Saturday, 15 May, 2010 at 16:28I agree that I think it’s a bit of both. They are constantly being created every single day and accumulating themselves in our heads, but they are also shaping who we are as people. Because we rely on our memories to help all our decisions going forward. I remember enjoying this blog the last time I read it, which encouraged me to come read it again. It ongoing…
XO
Lenore
Jane
Saturday, 15 May, 2010 at 16:14Memories are something we have, without question. Memories are our experiences and our experiences are what forms the basis of our decision making.
Memories are not there to define us but to teach us. Remind us about what went wrong and what went right.
Memories can keep us company or haunt us when we are alone.
I think in life, you are responsible for your own experience. You make the best of things or the worst of things. The irony is, only you will reap the benefits or drown in sorrow.

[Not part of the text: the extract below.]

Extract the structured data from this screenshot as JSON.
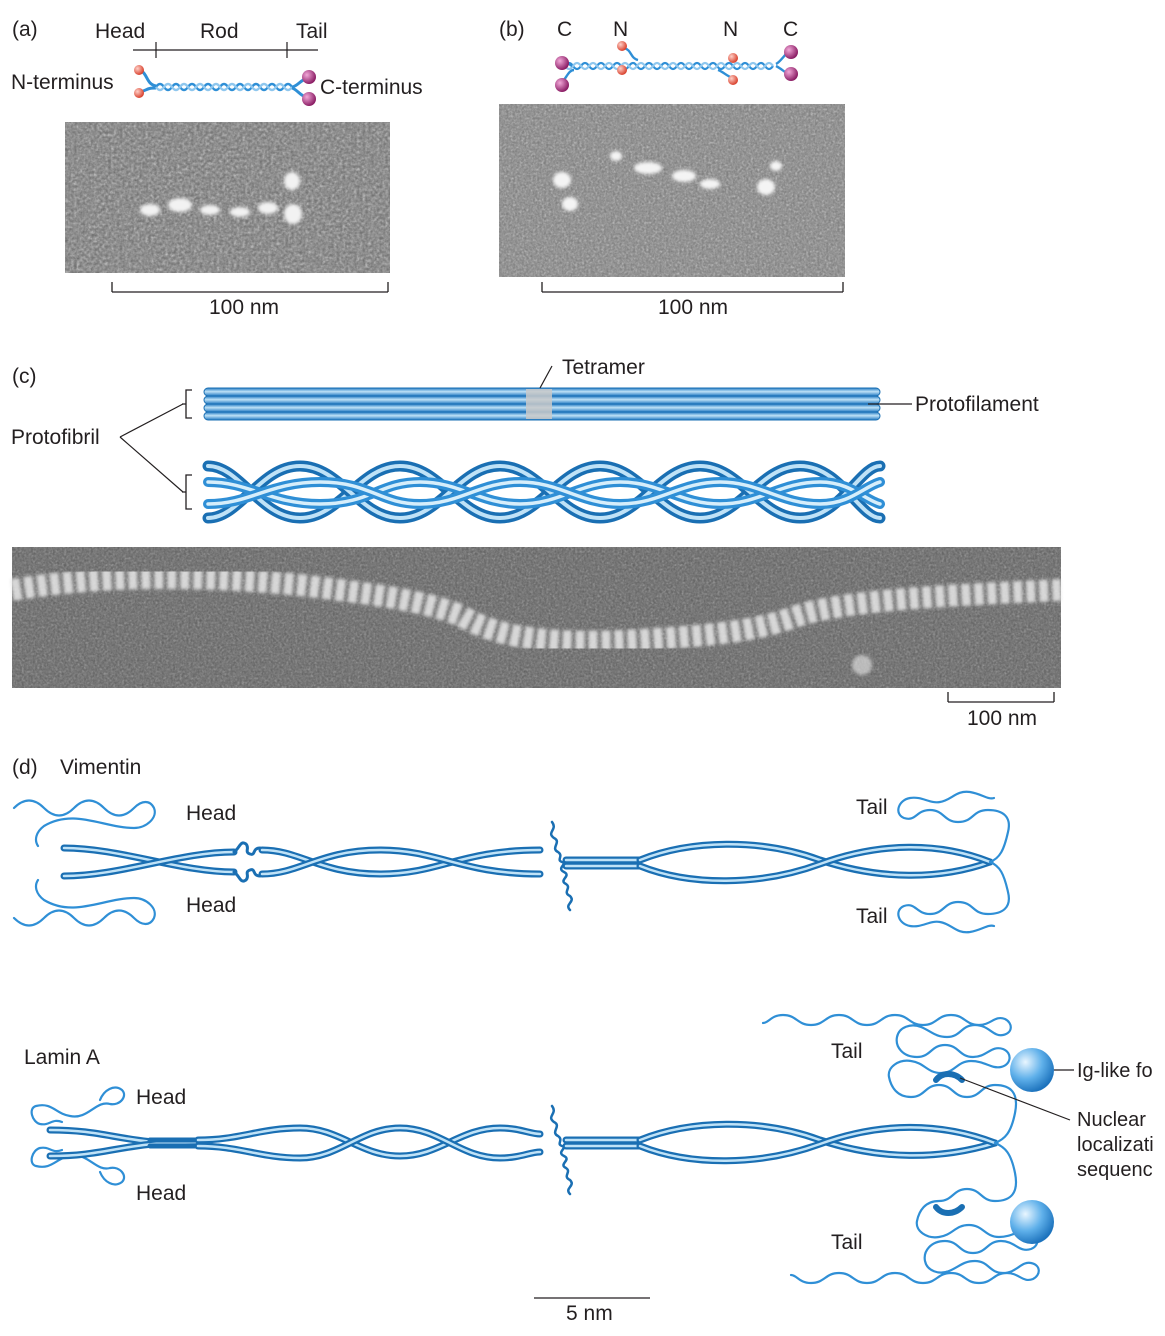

You can be a victim, or you can take the memory and draw strength from it.
This feels like a conversation that should be had over a good bottle of wine.
Launa
Saturday, 15 May, 2010 at 14:03Our web of memories is our soul — no more, no less. Without those memories, I would not be me. I’d look like me, I suppose, but be someone, somewhere else.
Allison @ Alli 'n Son
Saturday, 15 May, 2010 at 12:57I think it’s a little bit of both. Memories don’t totally make up who we are, but they do help define us. And yet, we wouldn’t be who we are without our memories.
Sorry, that probably didn’t really answer your question at all.